UNDP Administrator visits communities impacted by Kenya-Ethiopia cross-border peace initiative

Aug 25, 2016

Helen Clark (right) talking with mothers at the Moyale Sub-county Hospital during her visit to the health facility on August 25, 2016. Photo: UNFPA Kenya.

Magge Lole is a 30-year-old mother of seven children, and lives in Manyatta Burji in Moyale, Marsabit County. She delivered her seventh child in the hospital last night. Magge was married when she was 15 and had her first child when she was 16. She delivered her children at home with traditional birth attendants, and had only one antenatal visit during her last pregnancy.

The Gabra, Borana, Burji, Sakuye, and Garre communities live both in Ethiopia and Kenya.  The national boundaries of most African countries were artificially carved out during the colonial era, dividing and separating groups and communities which had coexisted for centuries.

“The conflict was very intense; my family and I were forced to seek refuge across the border in Ethiopia where we stayed for a week before returning back to Kenya,” Magge said in discussing how the tribal conflict in 2013 affected her life and family.

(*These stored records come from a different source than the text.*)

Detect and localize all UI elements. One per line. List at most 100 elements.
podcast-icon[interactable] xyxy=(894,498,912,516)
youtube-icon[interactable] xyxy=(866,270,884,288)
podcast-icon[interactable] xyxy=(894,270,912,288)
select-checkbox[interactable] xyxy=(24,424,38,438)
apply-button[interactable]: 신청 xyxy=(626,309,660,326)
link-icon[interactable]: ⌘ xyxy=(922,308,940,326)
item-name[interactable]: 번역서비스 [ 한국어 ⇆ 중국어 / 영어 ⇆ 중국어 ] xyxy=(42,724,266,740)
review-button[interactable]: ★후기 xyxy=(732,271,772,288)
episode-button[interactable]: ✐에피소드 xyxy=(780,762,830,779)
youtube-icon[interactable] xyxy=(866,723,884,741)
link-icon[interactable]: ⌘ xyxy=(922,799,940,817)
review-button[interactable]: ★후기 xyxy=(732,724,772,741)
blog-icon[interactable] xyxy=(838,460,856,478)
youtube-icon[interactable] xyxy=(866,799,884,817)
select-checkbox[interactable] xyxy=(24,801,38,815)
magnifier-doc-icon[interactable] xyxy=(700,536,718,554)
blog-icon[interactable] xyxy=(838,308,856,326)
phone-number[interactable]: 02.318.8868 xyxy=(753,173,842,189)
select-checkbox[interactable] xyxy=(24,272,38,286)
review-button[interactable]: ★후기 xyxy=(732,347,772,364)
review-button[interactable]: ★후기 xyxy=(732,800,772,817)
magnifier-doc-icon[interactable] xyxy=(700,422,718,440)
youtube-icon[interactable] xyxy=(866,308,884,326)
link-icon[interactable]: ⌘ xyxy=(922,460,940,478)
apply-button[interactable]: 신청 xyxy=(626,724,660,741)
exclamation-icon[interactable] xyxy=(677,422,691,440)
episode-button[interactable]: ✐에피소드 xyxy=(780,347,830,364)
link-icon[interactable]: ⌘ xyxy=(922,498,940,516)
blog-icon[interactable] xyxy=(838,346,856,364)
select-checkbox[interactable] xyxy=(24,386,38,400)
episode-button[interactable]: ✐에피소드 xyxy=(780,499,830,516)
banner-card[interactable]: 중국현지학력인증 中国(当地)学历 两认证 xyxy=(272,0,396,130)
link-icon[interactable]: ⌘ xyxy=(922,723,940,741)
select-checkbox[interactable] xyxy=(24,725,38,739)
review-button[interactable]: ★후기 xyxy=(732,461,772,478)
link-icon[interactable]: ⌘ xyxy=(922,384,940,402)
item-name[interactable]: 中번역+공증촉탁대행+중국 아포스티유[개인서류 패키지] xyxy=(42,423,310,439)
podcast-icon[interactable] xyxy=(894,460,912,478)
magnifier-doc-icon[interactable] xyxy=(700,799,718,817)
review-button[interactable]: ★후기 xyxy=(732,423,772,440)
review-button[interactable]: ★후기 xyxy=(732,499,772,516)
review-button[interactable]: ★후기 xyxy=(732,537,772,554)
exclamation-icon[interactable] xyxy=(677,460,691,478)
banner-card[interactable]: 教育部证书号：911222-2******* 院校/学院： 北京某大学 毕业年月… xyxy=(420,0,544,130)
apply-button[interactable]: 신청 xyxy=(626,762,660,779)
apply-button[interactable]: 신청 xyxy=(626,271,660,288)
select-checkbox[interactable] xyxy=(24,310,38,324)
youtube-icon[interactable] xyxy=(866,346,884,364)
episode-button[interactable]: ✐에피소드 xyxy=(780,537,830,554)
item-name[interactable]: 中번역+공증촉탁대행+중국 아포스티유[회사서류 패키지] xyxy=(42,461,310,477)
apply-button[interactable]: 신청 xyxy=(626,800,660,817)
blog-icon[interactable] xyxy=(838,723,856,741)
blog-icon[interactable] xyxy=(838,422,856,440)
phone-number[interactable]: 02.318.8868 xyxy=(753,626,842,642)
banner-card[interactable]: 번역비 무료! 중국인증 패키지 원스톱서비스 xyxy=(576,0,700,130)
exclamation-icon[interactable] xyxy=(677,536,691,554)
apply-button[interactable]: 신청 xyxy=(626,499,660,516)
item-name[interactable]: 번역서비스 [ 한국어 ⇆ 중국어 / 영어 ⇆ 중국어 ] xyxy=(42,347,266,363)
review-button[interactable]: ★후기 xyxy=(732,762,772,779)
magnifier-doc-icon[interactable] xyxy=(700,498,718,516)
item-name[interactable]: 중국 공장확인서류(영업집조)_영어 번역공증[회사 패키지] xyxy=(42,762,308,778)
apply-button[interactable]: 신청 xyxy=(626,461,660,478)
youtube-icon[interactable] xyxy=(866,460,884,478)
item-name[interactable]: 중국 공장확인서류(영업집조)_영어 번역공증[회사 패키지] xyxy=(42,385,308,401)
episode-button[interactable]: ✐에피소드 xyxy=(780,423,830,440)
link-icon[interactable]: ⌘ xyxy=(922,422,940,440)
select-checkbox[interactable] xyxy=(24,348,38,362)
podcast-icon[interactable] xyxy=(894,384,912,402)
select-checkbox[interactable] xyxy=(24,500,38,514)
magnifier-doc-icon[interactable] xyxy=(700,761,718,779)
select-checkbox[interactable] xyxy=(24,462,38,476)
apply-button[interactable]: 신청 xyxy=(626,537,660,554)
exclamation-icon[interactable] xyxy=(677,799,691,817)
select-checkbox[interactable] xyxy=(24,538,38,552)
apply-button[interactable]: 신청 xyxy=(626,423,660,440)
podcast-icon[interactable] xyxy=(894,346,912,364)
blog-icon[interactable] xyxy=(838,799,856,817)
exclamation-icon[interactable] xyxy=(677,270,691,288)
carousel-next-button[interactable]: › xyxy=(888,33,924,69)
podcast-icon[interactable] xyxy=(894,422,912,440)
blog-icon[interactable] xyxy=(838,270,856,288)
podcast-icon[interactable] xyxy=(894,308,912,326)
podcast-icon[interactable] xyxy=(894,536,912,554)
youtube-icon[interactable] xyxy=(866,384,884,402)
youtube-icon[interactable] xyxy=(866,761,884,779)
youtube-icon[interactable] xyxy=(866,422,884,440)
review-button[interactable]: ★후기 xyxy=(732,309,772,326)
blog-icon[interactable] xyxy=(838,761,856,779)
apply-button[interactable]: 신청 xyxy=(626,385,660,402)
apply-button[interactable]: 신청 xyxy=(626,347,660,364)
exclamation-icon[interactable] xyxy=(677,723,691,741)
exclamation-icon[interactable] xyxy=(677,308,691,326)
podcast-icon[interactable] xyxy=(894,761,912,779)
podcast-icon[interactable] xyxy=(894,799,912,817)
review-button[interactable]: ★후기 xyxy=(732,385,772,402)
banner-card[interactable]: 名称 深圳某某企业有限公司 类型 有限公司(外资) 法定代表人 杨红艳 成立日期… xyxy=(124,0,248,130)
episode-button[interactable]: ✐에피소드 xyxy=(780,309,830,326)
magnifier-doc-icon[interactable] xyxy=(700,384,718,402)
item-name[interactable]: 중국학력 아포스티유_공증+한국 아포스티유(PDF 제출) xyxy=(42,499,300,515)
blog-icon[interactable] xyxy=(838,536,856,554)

Fortunately her home and property were not destroyed, although her neighbor wasn’t so lucky.

In an effort to ease local tensions, an innovative, comprehensive and integrated cross-border initiative to foster peace and sustainable development in the northern Marsabit County of Kenya and the southern Borana and Liben Zones in Ethiopia was initiated by the Governments of Ethiopia and Kenya, in partnership with the Intergovernmental Authority on Development (IGAD) and the United Nations. 

Helen Clark visited Marsabit and spoke with the communities there and with people like Magge who hope there will be no return to the conflicts which had such an impact on the well-being of mothers, children, and young people.

Currently Ethiopia, the second most populous country in Africa, has one of the continent’s fastest growing economies, and aims to become a carbon neutral middle-income country by 2025; while Kenya’s 2030 vision looks towards creating a globally competitive and prosperous nation with a high quality of life.

In Marsabit County, poverty levels are still high, and there are low literacy levels and inadequate infrastructure and basic services. The poverty level in Marsabit County is about 83 per cent, and the illiteracy rate in the nearby Borana Zone stands at ninety per cent. The scarcity of resources has triggered conflict among resident pastoralist communities, especially over access to water and grazing land.

Despite the plethora of challenges, however, the region has much potential and many opportunities for development. It has large numbers of livestock, which could be harnessed for meat and dairy products. Cross-border trade between the two countries can be a driver of growth.

The region’s diverse and rich culture and natural and historic heritage also present considerable tourism potential.

Clean and renewable energy would have many positive economic, social, and environmental benefits. The Lake Turkana Wind Power project in the north of Kenya is attracting significant investment. 

Local communities in Marsabit county have already demonstrated their commitment to building a roadmap to peace and development. With ongoing support and facilitation, their peace committees can be even more effective instruments of long-term peace building and social cohesion.

“I believe this joint cross-border programme has the potential to be replicated in other parts of the Horn of Africa,” said Helen Clark.  “Programmes like these can help overcome the barriers borders created and lay the foundation for sustainable peace and development.”